Nachdem sie sich in der Messe, am Nahrungsmittel-Synthesizer, beide ein opulentes Mal zusammengestellt hatten nahmen die beiden Offiziere an einem der kleineren Tische Platz, wo sie für sich waren.

Renée Killkennen, die begeistert zugriff, beobachtete ihr Gegenüber dabei, wie er nach den ersten Bissen scheinbar lustlos in seinem Essen herumstocherte. Unruhig rutschte sie dabei auf auf ihrem Platz hin und her. Schließlich hielt sie die Schweigsamkeit des Mannes nicht mehr länger aus und fragte offen: „Was ist denn los mit Ihnen, Hauptmann? Seit Ihrem Urlaub auf Wega-IX sind Sie wie ausgewechselt.“

Korkonnen sah etwas abwesend von seinem Essen auf und schien mit sich zu ringen, bevor er mit deprimiertem Tonfall erklärte: „Es ist wegen Miriam. Ich habe sie auf Wega-IX wiedergesehen, aber das hatte ich Ihnen bereits erzählt. Nun, was ich nicht erzählte war, dass ich Miriam vorgeschlagen habe, darüber nachzudenken, ob wir vielleicht heiraten sollten.“

Beinahe erschrocken sah Renée den Finnen an, doch sie hatte sich schnell wieder in der Gewalt und fragte rau: „Kommt das nicht etwas schnell? Wie hat sie darauf reagiert?“

Kimi Korkonnen lachte verzweifelt. „Miriam reagierte in etwa so, wie Sie eben. Ich habe versucht ihr zu erklären, dass das vielleicht der einzige Weg wäre, nicht vielleicht für Jahre voneinander getrennt zu sein. Doch sie fand die Idee trotzdem besch… bescheiden.“

Die Irin strich sich mit beiden Händen ein paar Strähnen ihrer kupferroten Haare hinter die Ohren und fragte dann entsagungsvoll: „Wundert Sie das etwa? Ihre Freundin will einen Heiratsantrag aus Liebe bekommen.“

„Das hat sie doch“, gab Korkonnen frustriert zurück. „Wissen Sie, ich möchte irgendwann auch eine Familie gründen. Nicht jetzt gleich, doch auch nicht erst in zehn Jahren.
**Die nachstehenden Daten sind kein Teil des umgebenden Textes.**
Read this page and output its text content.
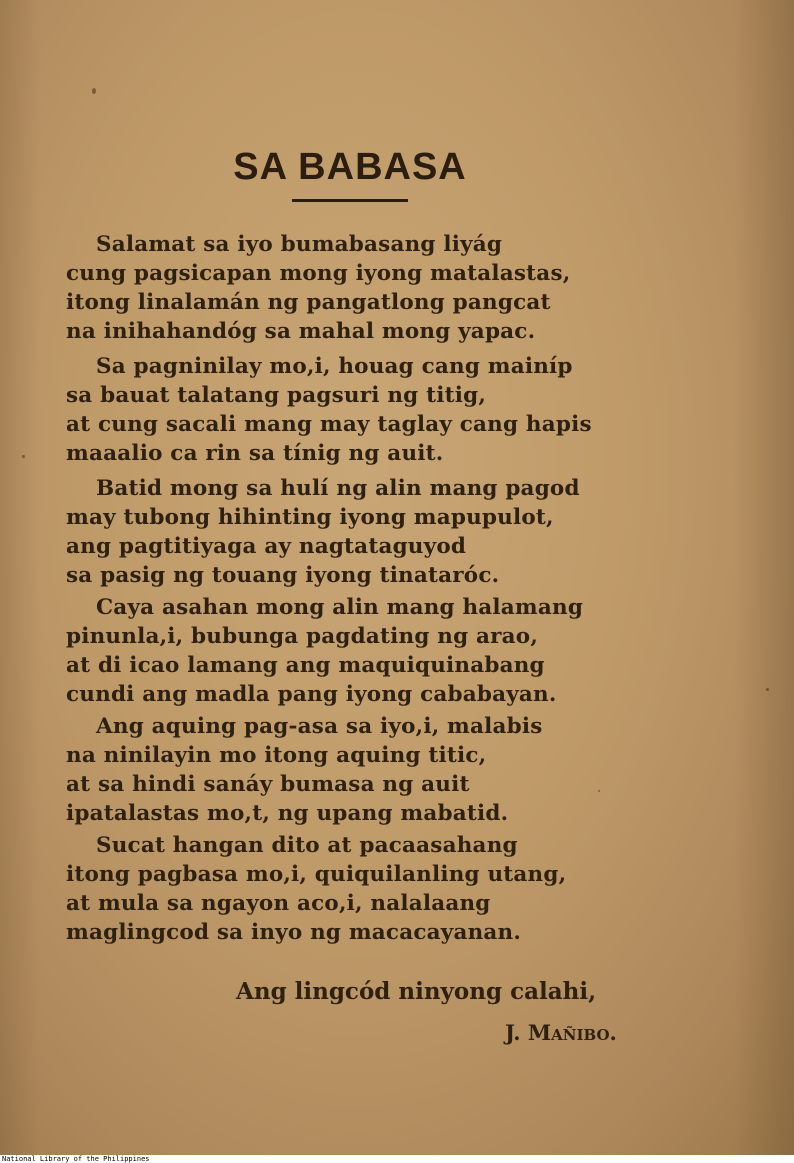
SA BABASA
Salamat sa iyo bumabasang liyág
cung pagsicapan mong iyong matalastas,
itong linalamán ng pangatlong pangcat
na inihahandóg sa mahal mong yapac.
Sa pagninilay mo,i, houag cang mainíp
sa bauat talatang pagsuri ng titig,
at cung sacali mang may taglay cang hapis
maaalio ca rin sa tínig ng auit.
Batid mong sa hulí ng alin mang pagod
may tubong hihinting iyong mapupulot,
ang pagtitiyaga ay nagtataguyod
sa pasig ng touang iyong tinataróc.
Caya asahan mong alin mang halamang
pinunla,i, bubunga pagdating ng arao,
at di icao lamang ang maquiquinabang
cundi ang madla pang iyong cababayan.
Ang aquing pag-asa sa iyo,i, malabis
na ninilayin mo itong aquing titic,
at sa hindi sanáy bumasa ng auit
ipatalastas mo,t, ng upang mabatid.
Sucat hangan dito at pacaasahang
itong pagbasa mo,i, quiquilanling utang,
at mula sa ngayon aco,i, nalalaang
maglingcod sa inyo ng macacayanan.
Ang lingcód ninyong calahi,
J. Mañibo.
National Library of the Philippines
Keiner von uns weiß, wie lange dieser Krieg dauern wird, und ich habe einfach Angst, dass Miriam und ich uns entfremden, falls wir uns nur noch sporadisch sehen.“

„Irgendetwas sagt mir, dass wir uns dem eigentlichen Problem nähern“, stellte die Irin sachlich fest. „Haben Sie mit ihrer Freundin auch darüber gesprochen?“

Kimi Korkonnen sah Renée direkt an. „Ja, und Miriam gab mir sehr deutlich zu verstehen, dass sie keine Kinder haben will. Nicht in solchen Zeiten. Darüber haben wir ausgiebig diskutiert. Sehr heftig sogar. Am Ende haben wir uns im Streit getrennt.“

„Aber das lässt sich bestimmt wieder begradigen“, machte Renée einen vorsichtigen Versuch, Kimi etwas zu beruhigen.“

Langsam schüttelte der Finne den Kopf. „Nein, ich fürchte nicht. Ich liebe Miriam wirklich, zumindest glaubte ich das. Doch während unseres Wiedersehens im Wega-System hat sich zwischen uns eine Kluft aufgetan und ich spüre, ganz tief in mir, dass wir diese Kluft nicht überwinden können. Darüber bin ich sehr traurig, aber weg zu sehen ist keine Lösung.“

Impulsiv legte Renée ihre Hand auf die von Korkonnen. Zunächst wollte sie sie, erschrocken über ihr Handeln, wieder wegziehen. Doch sie tat es nicht, fast so, als wäre sie paralysiert. Andererseits entzog der Finne ihr seine Hand auch nicht. Endlich schaffte sie es, seine Hand leicht zu drücken und sie wieder loszulassen.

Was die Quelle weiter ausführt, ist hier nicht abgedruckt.